The organisms will reproduce but the sealed bottle is in a reductive state where any such reproduction will reduce the possibility of further reproduction as the process progressively uses the available oxygen. This incredibly fine balance works against, rather than for, the generic aging process of wines and makes aging valuable only to specific wines.

Almost all wines will benefit from a stabilizing year in the bottle but relatively few will improve to be worthy of values two to three times their original retail value. Only a wine that already exhibits good characteristics with fine balance between its components of tannins, acids and sugars (not to mention the five hundred other organisms) is worthy of investment in the aging process.


Reasonable Aging Expectations of Our Wines

Most Williamson red wines wines will benefit from cellar aging. The optimum maturation period will depend on the style and vintage but a good estimate is our reds will continue to improve for seven to ten years after vintage date.

Older bottles of milder red wines such as Merlot or the Bordeaux blends may loose some of their original fresh brightness but the resultant wine will be smooth and dusky which many connoisseurs prefer.

Our Cabernet based wines will transform nicely developing far richer flavors than they presented during their first five years.

It is difficult to predict exactly when a wine will be at its best and the optimum time to drink will also depend upon your personal taste preferences. If you enjoy a wine with vibrant, fruit flavors then you don't need the wine with much age. If you prefer a more mellow, soft complexity then you are looking for a mature wine.

Smaller 375ml bottles will mature more quickly than standard 750ml bottles or magnums, as the proportion of air in the ullage space to the volume of wine is greater.
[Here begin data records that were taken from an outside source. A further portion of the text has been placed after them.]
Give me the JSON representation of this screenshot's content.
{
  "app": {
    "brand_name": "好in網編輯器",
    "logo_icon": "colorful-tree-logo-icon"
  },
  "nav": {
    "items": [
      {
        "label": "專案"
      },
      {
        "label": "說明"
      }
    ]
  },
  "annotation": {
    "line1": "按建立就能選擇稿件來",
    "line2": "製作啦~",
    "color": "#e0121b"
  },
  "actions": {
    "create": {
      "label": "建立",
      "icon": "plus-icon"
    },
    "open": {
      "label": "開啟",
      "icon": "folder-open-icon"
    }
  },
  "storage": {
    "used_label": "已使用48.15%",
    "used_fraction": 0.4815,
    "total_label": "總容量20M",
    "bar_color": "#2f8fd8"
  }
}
Bills Suggestions on Aging Wine

With these caveats in mind you can appreciate that the optimum time to drink and enjoy a wine is somewhat hit or miss. We therefore suggest that if you intend to age our wines it will be more fun to buy a case of one vintage and using a consistent scoring system, taste and score one bottle every year. While the wines scores are still going up, continue aging the wine. Once the scores level off, it's time to call your friends and drink the wine.

Since a case contains twelve bottles, by the time the last bottle is sampled you will have enjoyed the wine at it's best, regardless of your scoring methodology.

Discussion with Bill Williamson

The soft extraction note of an aged cork being withdrawn has the true sound of a man opening his heart.

That's if the darn'd thing doesn't crumble into the wine.